The Potential Effect of Medicaid Unwinding on Community Health Centers


January 19, 2023

Data Note Placeholder Image

Data Note
January 2023

Leighton Ku, Jessica Sharac, Peter Shin, Sara Rosenbaum and Feygele Jacobs

 

During the COVID-19 Public Health Emergency (PHE), states were incentivized under the Families First Coronavirus Response Act to keep Medicaid beneficiaries continuously enrolled, but recent legislation de-links Medicaid enrollment from the PHE and allows states to begin eligibility redeterminations in April. Recent analyses estimate that up to 15 million Medicaid enrollees will lose Medicaid coverage by the end of this redetermination process. The Medicaid "unwinding" is expected to have significant ramifications for community health centers, which rely heavily on Medicaid revenue. Community health centers served more than 30 million patients in 2021, nearly half of whom were insured by Medicaid that year. This data note provides estimates of the potential effects on community health centers' staffing and patient capacity nationally and by state, based on Urban Institute estimates and 2021 Uniform Data System data. The unwinding is estimated to decrease total health center revenue by 4% to 7% nationally, with an associated loss in patient capacity of 1.2 to 2.1 million patients and a staffing capacity loss of 10.7 to 18.5 thousand staff members. Careful implementation of the unwinding process that helps Medicaid beneficiaries to renew their coverage if they are still eligible, or to find new sources of coverage if they are not, as well as increased federal funding to community health centers to offset the loss of Medicaid revenue, may help to mitigate these losses. 

Background

In order to provide relief from the health and economic harm caused by the COVID-19 pandemic, the Families First Coronavirus Response Act (FFCRA) temporarily increased the federal Medicaid matching rate by 6.2 percentage points, provided that states agreed to suspend Medicaid’s normal eligibility redetermination process and keep beneficiaries continuously enrolled. Medicaid continuous enrollment was supposed to last throughout the federal COVID-19 Public Health Emergency (PHE), as determined by the Department of Health and Human Services (HHS) Secretary.

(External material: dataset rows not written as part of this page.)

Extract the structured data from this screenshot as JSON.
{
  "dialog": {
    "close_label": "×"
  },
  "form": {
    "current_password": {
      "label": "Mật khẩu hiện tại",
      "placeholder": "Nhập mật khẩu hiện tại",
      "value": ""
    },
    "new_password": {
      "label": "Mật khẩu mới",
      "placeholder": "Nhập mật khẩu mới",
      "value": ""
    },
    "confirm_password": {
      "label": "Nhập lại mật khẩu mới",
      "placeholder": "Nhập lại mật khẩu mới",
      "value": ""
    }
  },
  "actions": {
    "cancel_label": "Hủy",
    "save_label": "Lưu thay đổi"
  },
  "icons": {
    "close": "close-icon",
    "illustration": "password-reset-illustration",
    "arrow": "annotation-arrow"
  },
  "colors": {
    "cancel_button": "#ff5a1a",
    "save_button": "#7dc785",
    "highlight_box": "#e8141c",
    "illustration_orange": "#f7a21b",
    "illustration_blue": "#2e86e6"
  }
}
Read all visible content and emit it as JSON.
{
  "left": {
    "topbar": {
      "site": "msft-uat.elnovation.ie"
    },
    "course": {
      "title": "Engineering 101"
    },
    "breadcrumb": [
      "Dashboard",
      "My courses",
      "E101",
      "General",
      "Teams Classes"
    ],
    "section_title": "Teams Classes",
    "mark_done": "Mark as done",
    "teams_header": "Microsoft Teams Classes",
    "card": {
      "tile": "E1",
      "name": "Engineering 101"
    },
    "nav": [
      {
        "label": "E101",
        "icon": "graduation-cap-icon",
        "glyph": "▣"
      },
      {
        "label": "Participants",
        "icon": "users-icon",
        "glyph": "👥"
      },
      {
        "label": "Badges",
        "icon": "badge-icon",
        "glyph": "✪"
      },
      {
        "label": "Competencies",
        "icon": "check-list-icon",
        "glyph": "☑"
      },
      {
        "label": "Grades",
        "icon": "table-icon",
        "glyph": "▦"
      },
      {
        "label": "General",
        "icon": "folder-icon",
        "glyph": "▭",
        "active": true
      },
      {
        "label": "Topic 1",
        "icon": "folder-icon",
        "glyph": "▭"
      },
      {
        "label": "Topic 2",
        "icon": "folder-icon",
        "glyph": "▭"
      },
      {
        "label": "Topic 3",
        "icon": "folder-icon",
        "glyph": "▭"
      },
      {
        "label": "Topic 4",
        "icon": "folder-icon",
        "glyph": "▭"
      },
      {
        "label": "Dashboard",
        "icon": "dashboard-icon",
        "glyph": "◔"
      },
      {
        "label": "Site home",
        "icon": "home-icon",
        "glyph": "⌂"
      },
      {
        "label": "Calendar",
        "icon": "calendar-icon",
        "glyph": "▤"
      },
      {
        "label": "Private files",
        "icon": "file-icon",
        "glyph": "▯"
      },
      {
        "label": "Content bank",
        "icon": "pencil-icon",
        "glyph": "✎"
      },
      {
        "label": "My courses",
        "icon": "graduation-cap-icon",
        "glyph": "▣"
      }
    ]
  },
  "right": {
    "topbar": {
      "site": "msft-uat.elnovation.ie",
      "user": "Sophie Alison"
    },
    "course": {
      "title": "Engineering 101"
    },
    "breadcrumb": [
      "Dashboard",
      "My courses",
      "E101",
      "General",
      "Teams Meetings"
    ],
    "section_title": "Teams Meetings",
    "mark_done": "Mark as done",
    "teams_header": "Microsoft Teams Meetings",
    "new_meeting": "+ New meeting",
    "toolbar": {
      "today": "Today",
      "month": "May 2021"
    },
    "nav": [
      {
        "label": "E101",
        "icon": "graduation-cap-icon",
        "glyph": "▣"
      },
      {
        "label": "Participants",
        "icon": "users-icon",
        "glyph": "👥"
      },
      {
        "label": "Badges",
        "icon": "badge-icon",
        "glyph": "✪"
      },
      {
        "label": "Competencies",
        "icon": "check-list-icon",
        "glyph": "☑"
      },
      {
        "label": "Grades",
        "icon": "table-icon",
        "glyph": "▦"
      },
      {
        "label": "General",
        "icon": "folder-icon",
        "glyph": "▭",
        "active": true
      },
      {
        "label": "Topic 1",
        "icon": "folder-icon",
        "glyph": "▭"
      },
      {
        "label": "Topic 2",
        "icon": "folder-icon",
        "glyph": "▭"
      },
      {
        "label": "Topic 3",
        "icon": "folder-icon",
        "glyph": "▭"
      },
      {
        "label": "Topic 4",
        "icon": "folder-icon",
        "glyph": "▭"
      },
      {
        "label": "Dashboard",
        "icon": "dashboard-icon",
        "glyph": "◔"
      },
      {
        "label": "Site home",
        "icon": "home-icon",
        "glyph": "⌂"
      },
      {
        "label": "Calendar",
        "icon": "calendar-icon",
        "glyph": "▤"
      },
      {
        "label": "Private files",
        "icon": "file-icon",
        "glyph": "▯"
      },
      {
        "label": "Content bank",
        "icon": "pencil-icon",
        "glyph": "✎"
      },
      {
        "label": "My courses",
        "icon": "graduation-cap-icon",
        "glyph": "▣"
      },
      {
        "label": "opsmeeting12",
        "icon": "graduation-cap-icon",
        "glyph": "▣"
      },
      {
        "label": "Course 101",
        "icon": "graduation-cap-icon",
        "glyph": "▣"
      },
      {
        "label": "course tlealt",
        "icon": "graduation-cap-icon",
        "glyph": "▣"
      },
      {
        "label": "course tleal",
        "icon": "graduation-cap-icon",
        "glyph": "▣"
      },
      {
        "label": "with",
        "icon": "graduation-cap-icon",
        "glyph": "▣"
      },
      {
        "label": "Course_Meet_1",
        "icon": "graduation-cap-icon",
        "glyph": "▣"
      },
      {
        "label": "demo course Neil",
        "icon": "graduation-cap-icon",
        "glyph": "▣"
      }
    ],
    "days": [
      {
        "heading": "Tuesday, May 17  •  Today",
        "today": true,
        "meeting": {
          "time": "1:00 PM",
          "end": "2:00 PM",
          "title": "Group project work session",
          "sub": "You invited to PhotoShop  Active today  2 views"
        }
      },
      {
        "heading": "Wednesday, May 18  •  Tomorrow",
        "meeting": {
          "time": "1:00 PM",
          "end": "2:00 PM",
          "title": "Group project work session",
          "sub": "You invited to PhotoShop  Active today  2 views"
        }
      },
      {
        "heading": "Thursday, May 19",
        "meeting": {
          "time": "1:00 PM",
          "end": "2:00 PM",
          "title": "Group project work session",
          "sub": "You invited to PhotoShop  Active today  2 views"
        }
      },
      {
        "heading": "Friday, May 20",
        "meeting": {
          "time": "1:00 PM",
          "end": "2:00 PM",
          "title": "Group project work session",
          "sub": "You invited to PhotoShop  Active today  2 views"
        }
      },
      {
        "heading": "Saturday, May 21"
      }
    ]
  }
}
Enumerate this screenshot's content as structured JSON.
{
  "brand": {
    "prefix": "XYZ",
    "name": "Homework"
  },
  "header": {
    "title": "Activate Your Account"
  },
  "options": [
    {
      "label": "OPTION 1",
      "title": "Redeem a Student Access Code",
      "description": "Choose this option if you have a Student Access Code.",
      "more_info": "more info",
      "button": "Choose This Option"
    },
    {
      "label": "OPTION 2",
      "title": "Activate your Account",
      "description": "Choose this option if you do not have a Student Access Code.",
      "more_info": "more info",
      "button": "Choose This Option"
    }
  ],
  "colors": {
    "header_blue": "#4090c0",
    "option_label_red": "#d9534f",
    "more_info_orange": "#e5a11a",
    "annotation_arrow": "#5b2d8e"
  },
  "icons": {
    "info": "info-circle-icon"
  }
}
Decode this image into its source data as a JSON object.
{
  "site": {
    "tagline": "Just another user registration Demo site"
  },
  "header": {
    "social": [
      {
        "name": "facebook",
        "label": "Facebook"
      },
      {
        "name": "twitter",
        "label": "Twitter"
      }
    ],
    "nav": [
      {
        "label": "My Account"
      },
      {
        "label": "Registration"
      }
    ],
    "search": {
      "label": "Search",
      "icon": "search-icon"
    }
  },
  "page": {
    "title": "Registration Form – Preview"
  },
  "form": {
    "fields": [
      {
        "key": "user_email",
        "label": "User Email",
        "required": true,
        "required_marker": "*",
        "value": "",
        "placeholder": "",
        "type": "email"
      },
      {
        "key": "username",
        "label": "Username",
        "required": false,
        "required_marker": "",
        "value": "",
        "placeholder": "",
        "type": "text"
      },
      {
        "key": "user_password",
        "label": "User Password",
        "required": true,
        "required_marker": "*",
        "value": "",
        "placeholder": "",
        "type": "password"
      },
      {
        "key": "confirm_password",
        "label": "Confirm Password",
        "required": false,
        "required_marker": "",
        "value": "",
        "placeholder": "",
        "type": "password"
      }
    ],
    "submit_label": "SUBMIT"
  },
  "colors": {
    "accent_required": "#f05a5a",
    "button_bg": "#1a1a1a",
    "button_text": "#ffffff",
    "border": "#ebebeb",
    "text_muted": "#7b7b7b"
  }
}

The newly-enacted Consolidated Appropriations Act (CAA) ends the link between the PHE and the Medicaid continuous enrollment policy by specifying March 31, 2023 as the date for ending continuous enrollment, regardless of when the PHE ends. The CAA also provides for new transitional federal funding rates during 2023, with the current 6.2 percentage point level decreasing first to 5.0 percentage points (April-June 2023), then 2.5 percentage points (July-September 2023), and finally, 1.5 percentage points for the remainder of the calendar year. It requires states to take additional steps to guard against erroneous disenrollment. The HHS Secretary can now order corrective action plans in states that fail to follow these special rules and importantly, to suspend disenrollments in states that fail to adhere to corrective plans.  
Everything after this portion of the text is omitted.